ON DUPLICATE KEY UPDATE Gotcha!

I know it has been a long time between drinks/posts, but I've been busy -- I promise! :)

Today I spent a considerable amount of time trying to figure out why an INSERT SELECT ON DUPLICATE KEY UPDATE was not behaving as I would expect.

Here is an example to illustrate:

CREATE TABLE t1 (
  id INT AUTO_INCREMENT,
  num INT NOT NULL DEFAULT 0,
  PRIMARY KEY (id)
);

CREATE TABLE t2 (
  id INT NOT NULL,
  num INT
);

INSERT INTO t1 VALUES (1, 10);
INSERT INTO t2 VALUES (1, NULL);


INSERT INTO t1
  SELECT id, num
  FROM t2
ON DUPLICATE KEY UPDATE
  num=IFNULL(VALUES(num), t1.num);

To convert the above query into plain English -- I'm saying, INSERT into table t1 the id and num fields from the t2 table. If there are already row(s) for any UNIQUE key in the target table, t1, then we should instead UPDATE the existing row. Additionally, we should set the num field to the result of whatever this evaluates to:

IFNULL( VALUES(num), t1.num)

To explain: VALUES(num) means "The value that is to be placed into the "num" field when it is updated."

So we are saying, if a NULL is going to be put into the field "num" then we want to leave the value alone -- set it to "t1.num" -- eg. the value that is already there.

One might expect the result of my query to be as follows:


testDB:test> SELECT * FROM t1;
+----+-----+
| id | num |
+----+-----+
|  1 |  10 |
+----+-----+
1 row in set (0.00 sec)


However, that is not the case -- the actual result is:



testDB:test> SELECT * FROM t1;
+----+-----+
| id | num |
+----+-----+
|  1 |   0 |
+----+-----+
1 row in set (0.00 sec)


Why is this the case?

The hint lies in the result of the INSERT itself:


dbp16-int:test> INSERT INTO t1   SELECT id, num   FROM t2 ON DUPLICATE KEY UPDATE   num=IFNULL(VALUES(num), t1.num);
Query OK, 0 rows affected, 1 warning (0.00 sec)
Records: 1  Duplicates: 0  Warnings: 1

Note: 1 warning...

testDB:test> SHOW WARNINGS;
+---------+------+-----------------------------+
| Level   | Code | Message                     |
+---------+------+-----------------------------+
| Warning | 1048 | Column 'num' cannot be null |
+---------+------+-----------------------------+
1 row in set (0.00 sec)

What is actually happening here is that because the column 'num' in the table t1 is defined as NOT NULL, MySQL is silently converting it to a valid value of 0.
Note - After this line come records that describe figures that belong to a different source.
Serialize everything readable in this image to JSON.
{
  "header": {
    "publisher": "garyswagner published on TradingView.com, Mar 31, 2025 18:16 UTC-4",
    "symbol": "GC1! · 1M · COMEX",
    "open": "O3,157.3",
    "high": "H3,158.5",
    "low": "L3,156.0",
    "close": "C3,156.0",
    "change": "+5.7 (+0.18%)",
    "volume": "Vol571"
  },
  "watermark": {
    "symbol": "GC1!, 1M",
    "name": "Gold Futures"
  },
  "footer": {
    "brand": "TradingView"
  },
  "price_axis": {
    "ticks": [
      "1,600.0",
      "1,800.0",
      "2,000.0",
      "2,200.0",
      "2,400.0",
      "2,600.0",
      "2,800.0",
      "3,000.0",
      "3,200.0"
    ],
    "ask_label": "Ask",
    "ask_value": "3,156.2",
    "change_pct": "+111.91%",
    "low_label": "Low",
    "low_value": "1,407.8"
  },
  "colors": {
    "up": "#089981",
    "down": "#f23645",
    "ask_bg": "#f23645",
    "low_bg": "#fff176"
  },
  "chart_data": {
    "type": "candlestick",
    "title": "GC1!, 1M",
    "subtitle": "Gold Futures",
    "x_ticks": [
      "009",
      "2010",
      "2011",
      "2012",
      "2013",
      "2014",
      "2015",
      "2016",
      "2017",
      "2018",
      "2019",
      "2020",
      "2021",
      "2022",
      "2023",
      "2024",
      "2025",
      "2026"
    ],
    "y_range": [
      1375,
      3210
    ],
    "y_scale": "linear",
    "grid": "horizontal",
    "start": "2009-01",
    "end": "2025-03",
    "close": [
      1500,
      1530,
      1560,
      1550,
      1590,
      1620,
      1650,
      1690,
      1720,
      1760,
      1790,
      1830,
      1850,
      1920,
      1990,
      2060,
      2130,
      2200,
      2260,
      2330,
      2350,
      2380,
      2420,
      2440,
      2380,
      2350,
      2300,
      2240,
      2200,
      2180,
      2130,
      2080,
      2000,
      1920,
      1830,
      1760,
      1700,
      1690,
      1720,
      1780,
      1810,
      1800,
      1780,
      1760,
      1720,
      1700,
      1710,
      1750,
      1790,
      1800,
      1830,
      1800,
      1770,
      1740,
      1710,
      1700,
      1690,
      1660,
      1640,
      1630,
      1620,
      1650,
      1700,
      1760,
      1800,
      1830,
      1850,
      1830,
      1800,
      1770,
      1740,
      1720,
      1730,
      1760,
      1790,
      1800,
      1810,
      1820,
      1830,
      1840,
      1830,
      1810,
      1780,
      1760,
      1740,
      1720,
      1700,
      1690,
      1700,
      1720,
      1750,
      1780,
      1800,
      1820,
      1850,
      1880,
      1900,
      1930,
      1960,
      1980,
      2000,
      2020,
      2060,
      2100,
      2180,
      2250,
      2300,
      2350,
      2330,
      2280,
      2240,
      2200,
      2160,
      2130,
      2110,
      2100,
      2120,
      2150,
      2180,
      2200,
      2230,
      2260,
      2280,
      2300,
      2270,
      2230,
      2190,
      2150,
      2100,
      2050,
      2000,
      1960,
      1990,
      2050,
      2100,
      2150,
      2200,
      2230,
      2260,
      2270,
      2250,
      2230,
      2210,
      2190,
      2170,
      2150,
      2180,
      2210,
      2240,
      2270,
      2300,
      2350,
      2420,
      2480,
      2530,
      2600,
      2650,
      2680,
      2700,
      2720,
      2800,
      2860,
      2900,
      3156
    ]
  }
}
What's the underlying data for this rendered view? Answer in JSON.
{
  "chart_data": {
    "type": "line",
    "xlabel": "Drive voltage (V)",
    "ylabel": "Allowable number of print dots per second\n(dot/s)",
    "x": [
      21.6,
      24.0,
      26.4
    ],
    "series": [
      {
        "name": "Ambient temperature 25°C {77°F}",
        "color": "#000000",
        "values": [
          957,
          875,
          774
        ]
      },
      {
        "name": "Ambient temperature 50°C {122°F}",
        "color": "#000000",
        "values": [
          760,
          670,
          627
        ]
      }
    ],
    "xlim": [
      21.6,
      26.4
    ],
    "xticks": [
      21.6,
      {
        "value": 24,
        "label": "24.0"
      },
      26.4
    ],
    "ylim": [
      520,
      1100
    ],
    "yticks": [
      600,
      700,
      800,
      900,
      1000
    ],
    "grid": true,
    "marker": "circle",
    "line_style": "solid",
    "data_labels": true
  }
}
So VALUES(num) actually equals 0, thus, it will not evaluate as NULL and the 0 will be INSERTed into the table.

This was not my intention and the solution in this case was to allow NULLs on the "num" field of the table t1. It may not always be possible to remove such restrictions if you rely on these automatic conversions by MySQL to "valid values".

Something to keep in mind - VALUES() will always evaluate as what would have ended up in the table, which may not necessarily be the same thing as the value that was attempted to be INSERTed.